Three Harlingen CISD Media Arts and Communications Academy students passed exams to become certified by the Federal Aviation Administration to fly drones.
Alexandria Ramirez, Zimri Martinez, and Sarah Villarreal, all Harlingen High School South graduates, passed tests during the 2018-19 school year to earn certifications. The trio attended the Media Arts and Communications Academy, where Brandon Castellanos, a videographer and TV production technician, introduced them to the basics of flying a video-equipped drone.
When Castellanos ask the MACA students if they wanted to learn about videography and creativity through the use of drones, the three students quickly signed up.
“I wanted to raise my hand super quick because I love drone shots, so I wanted to learn how to do that,” said Ramirez, who plans to attend Sam Houston State University to earn a degree and work in the broadcasting and mass communication field.
Martinez also plans to take a similar path at the University of Texas Rio Grande Valley this fall.
The two college-bound students hope underclassmen interested in the broadcasting industry enroll in classes at the MACA.
“Practice getting drone certified because drones are becoming a big thing now,” Ramirez said when asked for her message to those in high school interested in video production, film, and broadcasting. “Keep furthering your education.”
Castellanos, who guided the students through studying for the certification exam, said the students acquired knowledge of air space, weather, and FAA rules.
“You’re talking about understanding pilot lingo – all these things you wouldn’t think you would need to know, but you have to know to be able to fly a drone,” he said.

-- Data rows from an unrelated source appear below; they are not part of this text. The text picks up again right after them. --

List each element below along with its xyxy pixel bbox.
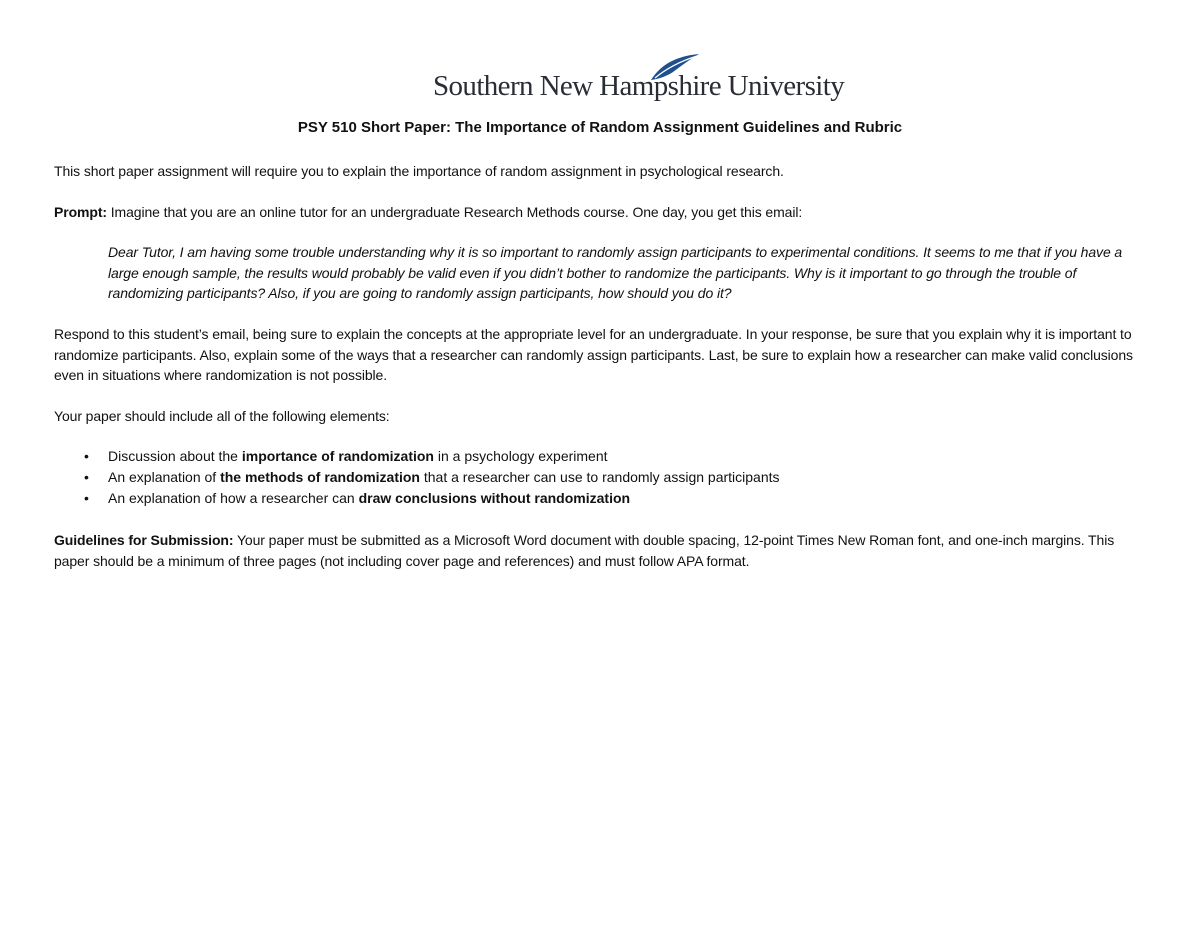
document-title: PSY 510 Short Paper: The Importance of Random Assignment Guidelines and Rubric (297, 119, 903, 136)
guidelines-label: Guidelines for Submission: (54, 532, 234, 548)
list-item: • An explanation of how a researcher can draw conclusions without randomization (54, 488, 1149, 509)
elements-list (54, 446, 1149, 509)
prompt-label: Prompt: (54, 204, 107, 220)
bullet-icon: • (84, 469, 89, 485)
guidelines-paragraph (54, 530, 1149, 571)
prompt-paragraph (54, 202, 1149, 223)
prompt-text: Imagine that you are an online tutor for an undergraduate Research Methods course. One day, you get this email: (106, 204, 803, 220)
list-item: • Discussion about the importance of randomization in a psychology experiment (54, 446, 1149, 467)
respond-paragraph: Respond to this student’s email, being sure to explain the concepts at the appropriate level for an undergraduate. In your response, be sure that you explain why it is important to randomize participants. Also, explain some of the ways that a researcher can randomly assign participants. Last, be sure to explain how a researcher can make valid conclusions even in situations where randomization is not possible. (54, 326, 1133, 383)
guidelines-text: Your paper must be submitted as a Microsoft Word document with double spacing, 12-point Times New Roman font, and one-inch margins. This paper should be a minimum of three pages (not including cover page and references) and must follow APA format. (54, 532, 1115, 569)
logo-text: Southern New Hampshire University (433, 70, 845, 102)
bullet-icon: • (84, 448, 89, 464)
student-email-quote: Dear Tutor, I am having some trouble understanding why it is so important to randomly assign participants to experimental conditions. It seems to me that if you have a large enough sample, the results would probably be valid even if you didn’t bother to randomize the participants. Why is it important to go through the trouble of randomizing participants? Also, if you are going to randomly assign participants, how should you do it? (108, 244, 1123, 301)
bullet-icon: • (84, 490, 89, 506)
list-item: • An explanation of the methods of randomization that a researcher can use to randomly assign participants (54, 467, 1149, 488)
intro-paragraph: This short paper assignment will require you to explain the importance of random assignment in psychological research. (54, 163, 784, 179)
elements-intro: Your paper should include all of the following elements: (54, 408, 390, 424)
university-logo (433, 52, 845, 108)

Castellanos, who works for HCISD’s public relations and community engagement department, has utilized drones in the past and knows its significance to the broadcasting industry from his time working for local TV news.

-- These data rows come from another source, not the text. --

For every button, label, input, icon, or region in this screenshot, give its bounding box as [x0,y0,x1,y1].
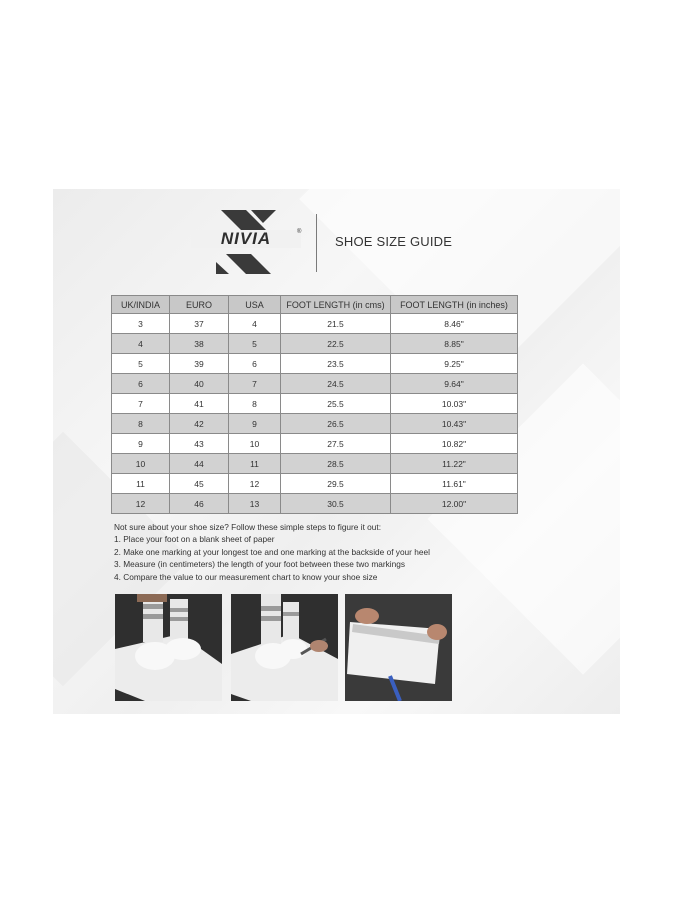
registered-mark: ® [297,229,302,235]
column-header: FOOT LENGTH (in inches) [391,296,518,314]
size-guide-card [53,189,620,714]
page-title: SHOE SIZE GUIDE [335,234,453,249]
size-chart-table [111,295,518,514]
table-cell: 12 [112,494,170,514]
column-header: FOOT LENGTH (in cms) [281,296,391,314]
table-cell: 10 [229,434,281,454]
table-cell: 8 [112,414,170,434]
table-row [112,414,518,434]
header-divider [316,214,317,272]
table-cell: 11.61" [391,474,518,494]
brand-name: NIVIA [191,230,301,248]
table-cell: 10.03" [391,394,518,414]
table-cell: 9 [229,414,281,434]
table-cell: 44 [170,454,229,474]
table-row [112,474,518,494]
table-cell: 10 [112,454,170,474]
table-cell: 6 [112,374,170,394]
table-cell: 26.5 [281,414,391,434]
table-cell: 28.5 [281,454,391,474]
table-row [112,494,518,514]
table-cell: 42 [170,414,229,434]
table-cell: 30.5 [281,494,391,514]
table-cell: 11.22" [391,454,518,474]
instruction-step: 1. Place your foot on a blank sheet of paper [114,534,275,545]
photo-measuring-ruler [345,594,452,701]
table-cell: 37 [170,314,229,334]
table-row [112,434,518,454]
table-row [112,354,518,374]
table-cell: 24.5 [281,374,391,394]
table-cell: 38 [170,334,229,354]
instruction-step: 3. Measure (in centimeters) the length of your foot between these two markings [114,559,405,570]
table-row [112,374,518,394]
table-cell: 9.25" [391,354,518,374]
table-cell: 8.85" [391,334,518,354]
table-cell: 27.5 [281,434,391,454]
table-row [112,314,518,334]
table-cell: 5 [229,334,281,354]
table-cell: 12.00" [391,494,518,514]
table-cell: 23.5 [281,354,391,374]
table-cell: 13 [229,494,281,514]
table-cell: 7 [112,394,170,414]
table-cell: 43 [170,434,229,454]
table-cell: 8 [229,394,281,414]
instruction-step: 4. Compare the value to our measurement chart to know your shoe size [114,571,378,582]
table-cell: 4 [229,314,281,334]
table-cell: 6 [229,354,281,374]
photo-marking-foot [231,594,338,701]
table-header-row [112,296,518,314]
photo-foot-on-paper [115,594,222,701]
table-cell: 21.5 [281,314,391,334]
table-cell: 10.82" [391,434,518,454]
table-cell: 12 [229,474,281,494]
instructions-intro: Not sure about your shoe size? Follow these simple steps to figure it out: [114,522,382,532]
table-cell: 4 [112,334,170,354]
column-header: UK/INDIA [112,296,170,314]
table-cell: 46 [170,494,229,514]
table-cell: 25.5 [281,394,391,414]
column-header: EURO [170,296,229,314]
measurement-instructions [114,521,430,583]
table-cell: 7 [229,374,281,394]
table-row [112,334,518,354]
table-cell: 11 [229,454,281,474]
table-cell: 8.46" [391,314,518,334]
table-cell: 45 [170,474,229,494]
table-cell: 22.5 [281,334,391,354]
table-cell: 3 [112,314,170,334]
column-header: USA [229,296,281,314]
table-cell: 9 [112,434,170,454]
table-cell: 11 [112,474,170,494]
table-cell: 40 [170,374,229,394]
table-cell: 9.64" [391,374,518,394]
table-row [112,394,518,414]
table-row [112,454,518,474]
instruction-step: 2. Make one marking at your longest toe and one marking at the backside of your heel [114,546,430,557]
table-cell: 10.43" [391,414,518,434]
table-cell: 5 [112,354,170,374]
table-cell: 39 [170,354,229,374]
table-cell: 29.5 [281,474,391,494]
table-cell: 41 [170,394,229,414]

“The industry, it’s changing now – even the style of shooting video,” he said, noting that the video shots are a lot more fast-paced than years past to keep viewers interested and engaged.
Drone footage helps incorporate that type of video production, and the ability to learn from Castellanos was offered for the first time this year through the MACA.
“When I first came to the MACA, I was very impressed with the facility,” Castellanos said. “I think it’s such an incredible opportunity the kids get here.”
Both Ramirez and Martinez immersed themselves in opportunities afforded to them during their time as high school students.
“You see a movie, and you are like, ‘Oh, now I know how they do that,’” Ramirez said. “What we got here at the MACA is a foundation for us to keep building on.”
The drone certification must be renewed every two years.
Until then, the two students plan to utilize their current certification to work for businesses in the Rio Grande Valley and Houston. They both received paid opportunities.
“I am really happy for them,” Castellanos said. “I was really proud of them because it is a tough test.”